Working at Break-Tech Speed

We all know that technology can make life easier, but it can also make life horribly frustrating. Trying to navigate new updates, saving data, working around malfunctions for programs you depend on…it can all add up to a real digital headache. But for people who spend time around children, technology can also be a physical or financial disaster waiting to happen.

When a friend sent me an article about parents suing Apple in a class-action lawsuit after their kids accidentally purchased things ranging from a $1000 bar-exam-review app to a vintage automobile, my first thought was, Yeah, duh! Hasn’t this happened to everyone? Thankfully, my children have not purchased any vintage automobiles. But every time I let them near my electronics, they rapidly get to work, trying to sabotage me.

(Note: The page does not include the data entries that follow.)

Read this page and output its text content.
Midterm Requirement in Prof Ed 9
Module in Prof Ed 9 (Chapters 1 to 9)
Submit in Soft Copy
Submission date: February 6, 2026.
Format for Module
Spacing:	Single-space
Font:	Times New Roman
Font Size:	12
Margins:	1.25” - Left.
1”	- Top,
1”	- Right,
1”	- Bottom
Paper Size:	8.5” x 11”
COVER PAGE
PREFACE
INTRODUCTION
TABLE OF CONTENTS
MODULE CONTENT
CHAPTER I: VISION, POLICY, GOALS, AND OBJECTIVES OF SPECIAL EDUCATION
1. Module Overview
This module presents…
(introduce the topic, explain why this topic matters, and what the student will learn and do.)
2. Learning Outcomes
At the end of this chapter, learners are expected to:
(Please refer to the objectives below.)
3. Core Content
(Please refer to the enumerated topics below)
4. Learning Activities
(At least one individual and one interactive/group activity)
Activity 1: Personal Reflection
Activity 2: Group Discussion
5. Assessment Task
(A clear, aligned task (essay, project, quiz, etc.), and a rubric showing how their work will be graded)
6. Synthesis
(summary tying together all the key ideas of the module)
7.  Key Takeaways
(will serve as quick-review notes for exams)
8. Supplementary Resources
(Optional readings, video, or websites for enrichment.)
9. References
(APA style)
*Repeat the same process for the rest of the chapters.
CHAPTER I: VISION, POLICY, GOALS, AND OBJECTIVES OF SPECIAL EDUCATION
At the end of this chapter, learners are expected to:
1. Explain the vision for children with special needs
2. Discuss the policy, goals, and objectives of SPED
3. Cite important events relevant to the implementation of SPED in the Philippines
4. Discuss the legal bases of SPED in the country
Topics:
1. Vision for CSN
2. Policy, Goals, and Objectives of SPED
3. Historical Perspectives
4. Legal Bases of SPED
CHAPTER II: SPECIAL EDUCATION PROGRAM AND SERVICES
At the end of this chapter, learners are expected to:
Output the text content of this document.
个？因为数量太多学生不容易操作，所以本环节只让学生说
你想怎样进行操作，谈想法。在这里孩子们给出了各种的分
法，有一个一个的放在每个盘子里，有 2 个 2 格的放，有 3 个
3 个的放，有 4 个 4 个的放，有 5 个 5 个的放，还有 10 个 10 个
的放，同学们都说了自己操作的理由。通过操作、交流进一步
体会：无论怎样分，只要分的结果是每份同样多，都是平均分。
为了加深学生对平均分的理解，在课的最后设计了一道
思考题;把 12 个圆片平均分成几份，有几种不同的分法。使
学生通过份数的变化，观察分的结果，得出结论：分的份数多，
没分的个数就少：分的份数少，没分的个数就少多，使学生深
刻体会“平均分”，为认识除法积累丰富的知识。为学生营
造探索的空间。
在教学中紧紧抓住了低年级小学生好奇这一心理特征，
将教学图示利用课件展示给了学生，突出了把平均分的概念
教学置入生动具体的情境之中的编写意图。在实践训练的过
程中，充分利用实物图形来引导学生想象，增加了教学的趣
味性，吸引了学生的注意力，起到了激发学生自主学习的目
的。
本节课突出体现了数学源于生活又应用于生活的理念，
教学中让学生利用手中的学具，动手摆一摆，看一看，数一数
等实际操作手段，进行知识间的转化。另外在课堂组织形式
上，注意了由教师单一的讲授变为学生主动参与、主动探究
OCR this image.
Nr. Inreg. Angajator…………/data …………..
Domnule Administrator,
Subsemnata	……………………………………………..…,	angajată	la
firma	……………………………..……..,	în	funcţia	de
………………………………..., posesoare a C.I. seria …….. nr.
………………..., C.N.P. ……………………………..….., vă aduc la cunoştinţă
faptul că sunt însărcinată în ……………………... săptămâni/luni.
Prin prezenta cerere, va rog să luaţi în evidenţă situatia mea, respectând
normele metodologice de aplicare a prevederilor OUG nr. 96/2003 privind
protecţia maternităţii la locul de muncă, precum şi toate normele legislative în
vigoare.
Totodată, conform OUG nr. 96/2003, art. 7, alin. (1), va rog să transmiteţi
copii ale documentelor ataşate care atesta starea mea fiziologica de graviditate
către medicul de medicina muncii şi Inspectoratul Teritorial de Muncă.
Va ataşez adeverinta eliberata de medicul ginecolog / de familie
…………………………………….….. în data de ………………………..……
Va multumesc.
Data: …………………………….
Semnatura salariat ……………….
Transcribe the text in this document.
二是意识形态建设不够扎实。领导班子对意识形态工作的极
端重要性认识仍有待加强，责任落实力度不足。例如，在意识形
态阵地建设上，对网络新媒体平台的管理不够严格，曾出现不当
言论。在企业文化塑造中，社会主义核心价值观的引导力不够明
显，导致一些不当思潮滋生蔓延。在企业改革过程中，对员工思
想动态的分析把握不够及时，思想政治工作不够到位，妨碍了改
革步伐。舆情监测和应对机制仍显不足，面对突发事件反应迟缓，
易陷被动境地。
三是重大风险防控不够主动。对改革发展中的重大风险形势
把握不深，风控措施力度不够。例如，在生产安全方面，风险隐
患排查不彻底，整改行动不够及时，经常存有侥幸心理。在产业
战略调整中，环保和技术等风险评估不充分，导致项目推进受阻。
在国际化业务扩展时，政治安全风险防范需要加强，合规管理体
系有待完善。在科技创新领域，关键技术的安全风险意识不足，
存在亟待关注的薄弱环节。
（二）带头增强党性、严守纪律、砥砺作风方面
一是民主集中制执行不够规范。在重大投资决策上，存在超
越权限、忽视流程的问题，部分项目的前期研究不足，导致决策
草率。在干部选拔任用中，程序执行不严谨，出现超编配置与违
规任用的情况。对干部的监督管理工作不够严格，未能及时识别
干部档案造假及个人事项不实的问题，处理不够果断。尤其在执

  • Somebody bought virtual ice cream for a virtual giraffe on my iPhone. Seriously? Her ice cream costs more than mine? Do giraffes even eat ice cream? Did the children even mean to buy it? Yeah, they meant to buy it.
Enjoy it, Gina. That freakin' ice cream cost me five bucks.
Enjoy it, Gina. That freakin’ ice cream cost me five bucks.
  • On more than one occasion, children have lost work from my computer. The marvelous thing about laptops is that, if you are a baby and you are banging on keys, you can rapidly highlight-all using the touchpad mouse, hit one key to rid the document of all that pesky highlighted text, and then hit a couple of keys or the touchpad mouse again to save and close the document. If you’re especially spry, you can make it very hard to tell what you even did, making it very hard to undo what you did.
Is he thoughtfully answering emails for me? Nope.
Is he thoughtfully answering emails for me? Nope.
  • My sons especially seem drawn to remote controls. Let me clarify. When I say “drawn to,” I mean “like to press every button on, deprogramming the television and giving every show permanent Korean subtitles.” I am not a “tech person.” I do not enjoy trying to troubleshoot whatever is going on on my television that now remembers no channels but miraculously has Korean subtitles. When I use the remote to turn on the TV, it’s because I want to RELAX.
  • It also turns out that being “drawn to” remotes means “enjoys throwing them in the trash” and/or “likes the challenge of pulling out one battery and putting it somewhere that no parent will ever look.”
  • Noah had something that the other children did not yet have when they were babies: a Wii. The great thing about the Wii is that, when someone leaves a remote on the mantel, the wrist cord dangles down just far enough that an oddly tall toddler can reach it. These cords are awesome, because you can take them in your hand, and then swing the remote around, lasso-style. Then, you just CRASH! dash it down against the floor. Sometimes the battery pack even flies off. Sometimes it’s exciting because everyone yells and hollers and chases you when you’re remote-dashing. Perhaps unsurprisingly, none of the Wii remotes in our household are fully functional now, and the battery packs have completely died.
  • Laptops are also fun because they are portable. So you can find one where a tired parent left it on the coffee table, and SMASH! fling it onto the ground. A well-practiced baby or toddler will try to throw the laptop in such a way that it lands on its power-cable connector or a wireless mouse plug-in. This has the effect of irrevocably screwing up some major piece of the computer’s functionality, not just making the screen shaky or something else merely inconvenient. My laptop periodically stops charging itself, thanks to this fun game.
  • My children have deleted apps from my phone, called people I don’t want to talk to, and quite possibly unfriended someone on Facebook (Katie, do you think that was it?)
Just a speculation about a mysterious unfriending
Just a speculation about a mysterious unfriending

Luckily, none of this is really a problem, because I have endless amounts of money, free time, and patience left! [loud, maniacal laughter] Ahem. [cough] So anyway, yeah, Apple in-app purchase victims, I feel you. And hey, enjoy that vintage automobile.

You don't know where the remote is, do you?
You don’t know where the remote is, do you?